Is it possible to gamify on-call? We didn’t think so until we spoke with Nick Goodman, Director of Platform Engineering at Bunchball. Nick used VictorOps to put developers on-call and got them racing to be the first to ack-back. We talked with Nick, and he told us how it works.
“Our front-end devs are really excited when an alert goes off.”
Production system issues used to be a black box to most people on our team. Only a few developers had any insight whatsoever. Now that we use VictorOps, the entire team is on-call, but in a very flexible way. Our front-end devs are really excited when an alert goes off because they want to be the first one to ack it.
With VictorOps, our teams provide a high level of service to the organization and still get to have their lives. The team is a lot happier now. And it is making our devs better devs because they have a holistic view of our system.
No more alerting fatigue
Our team did a good job before we signed up with VictorOps. We didn’t miss any outages, but it was a real pain.
Before VictorOps, we used Nagios as our base on-call system. It sent a text message to one person and an email to everyone else. If the primary on-call person didn’t respond after a few minutes, it escalated to everyone. The whole team got alerted a lot. The system was pretty inflexible. Only an operations person could make configuration changes, so it only made sense to change on-call on an infrequent basis, like when someone went on vacation.
One of the biggest things that’s changed since life with VictorOps is it feels like we can take a break and not be on-call. Escalation policies in VictorOps are really useful, and we leverage a pretty sophisticated escalation process. We escalate from one team to another and one person to another. It’s peace of mind to know that the reliability is there and know that if someone is driving in the mountains out of range, someone else will get the alert.
VictorOps mobile functionality is great too. Push notifications are much more reliable than SMS, and VictorOps’ mobile app itself is definitely superior.
Improving the knowledge base across teams – putting devs on-call.
I’ve built on-call systems myself before, and I’m a firm believer in developers being on-call. A lot of companies aren’t big enough to have dedicated on-call teams of 10 or 20 people, and devs are smart and very capable of doing the work.

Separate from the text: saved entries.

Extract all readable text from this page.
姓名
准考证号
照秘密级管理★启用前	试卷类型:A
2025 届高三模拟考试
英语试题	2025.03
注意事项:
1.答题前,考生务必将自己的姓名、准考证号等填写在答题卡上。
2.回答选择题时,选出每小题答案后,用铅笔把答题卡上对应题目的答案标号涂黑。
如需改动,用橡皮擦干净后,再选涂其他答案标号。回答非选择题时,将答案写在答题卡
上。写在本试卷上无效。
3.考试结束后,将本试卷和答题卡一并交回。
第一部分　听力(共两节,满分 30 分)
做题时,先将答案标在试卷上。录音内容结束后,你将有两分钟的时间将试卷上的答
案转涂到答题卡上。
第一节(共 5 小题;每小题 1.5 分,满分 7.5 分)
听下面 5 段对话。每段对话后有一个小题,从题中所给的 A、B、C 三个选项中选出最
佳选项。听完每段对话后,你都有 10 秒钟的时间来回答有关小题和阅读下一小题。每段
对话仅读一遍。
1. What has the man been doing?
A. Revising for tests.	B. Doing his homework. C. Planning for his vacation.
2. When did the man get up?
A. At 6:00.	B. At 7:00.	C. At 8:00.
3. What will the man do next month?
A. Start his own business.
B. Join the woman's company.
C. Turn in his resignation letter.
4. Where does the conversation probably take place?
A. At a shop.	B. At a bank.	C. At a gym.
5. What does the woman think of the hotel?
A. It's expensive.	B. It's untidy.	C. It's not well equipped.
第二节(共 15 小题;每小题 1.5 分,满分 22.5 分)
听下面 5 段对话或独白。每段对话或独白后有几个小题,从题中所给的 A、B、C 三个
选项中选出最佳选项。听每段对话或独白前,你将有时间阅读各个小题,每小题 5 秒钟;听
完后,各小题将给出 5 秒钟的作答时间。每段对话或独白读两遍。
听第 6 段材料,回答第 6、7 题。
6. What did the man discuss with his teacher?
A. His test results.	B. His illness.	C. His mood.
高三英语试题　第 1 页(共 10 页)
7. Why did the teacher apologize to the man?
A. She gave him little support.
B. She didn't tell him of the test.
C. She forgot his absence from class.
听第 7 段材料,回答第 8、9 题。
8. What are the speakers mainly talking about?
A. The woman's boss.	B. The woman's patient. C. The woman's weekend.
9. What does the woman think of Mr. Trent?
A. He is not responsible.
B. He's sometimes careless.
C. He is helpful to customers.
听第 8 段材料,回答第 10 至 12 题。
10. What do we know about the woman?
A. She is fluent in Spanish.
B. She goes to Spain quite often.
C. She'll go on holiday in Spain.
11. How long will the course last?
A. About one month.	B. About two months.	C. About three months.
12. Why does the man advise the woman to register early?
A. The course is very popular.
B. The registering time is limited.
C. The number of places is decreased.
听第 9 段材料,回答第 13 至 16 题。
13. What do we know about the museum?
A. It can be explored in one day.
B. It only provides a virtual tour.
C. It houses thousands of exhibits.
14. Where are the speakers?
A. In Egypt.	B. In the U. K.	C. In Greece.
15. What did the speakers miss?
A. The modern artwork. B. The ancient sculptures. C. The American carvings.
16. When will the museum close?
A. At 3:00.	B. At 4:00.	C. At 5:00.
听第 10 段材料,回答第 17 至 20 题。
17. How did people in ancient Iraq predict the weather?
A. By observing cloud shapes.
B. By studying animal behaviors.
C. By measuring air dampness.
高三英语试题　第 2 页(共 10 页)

Bunchball is an agile development shop, so all teams are self-managed. The trick was convincing everyone that putting devs on-call was the right idea. VictorOps helped make that happen because it’s so flexible.
We are a very transparent and open team, and we encourage people to trade on-call duty. The ‘take on-call button’ is key, and huge improvements from our previous process. One of our devs is a season ticket holder of the New York Giants. It’s easy for one of us to take on-call from him during the game and then swap back once he’s available again.
I really like the self-administration of notifications in VictorOps. Each person on our team can customize alerts to their own situation and what works best for them. That makes our teams much happier. Now that we’re on VictorOps, our devs have an understanding of how the system functions on a day-to-day basis. It feels like everyone is more engaged in the ongoing success of our product.
VictorOps is the best that’s on the market for what a tech shop like ours needs for on-call.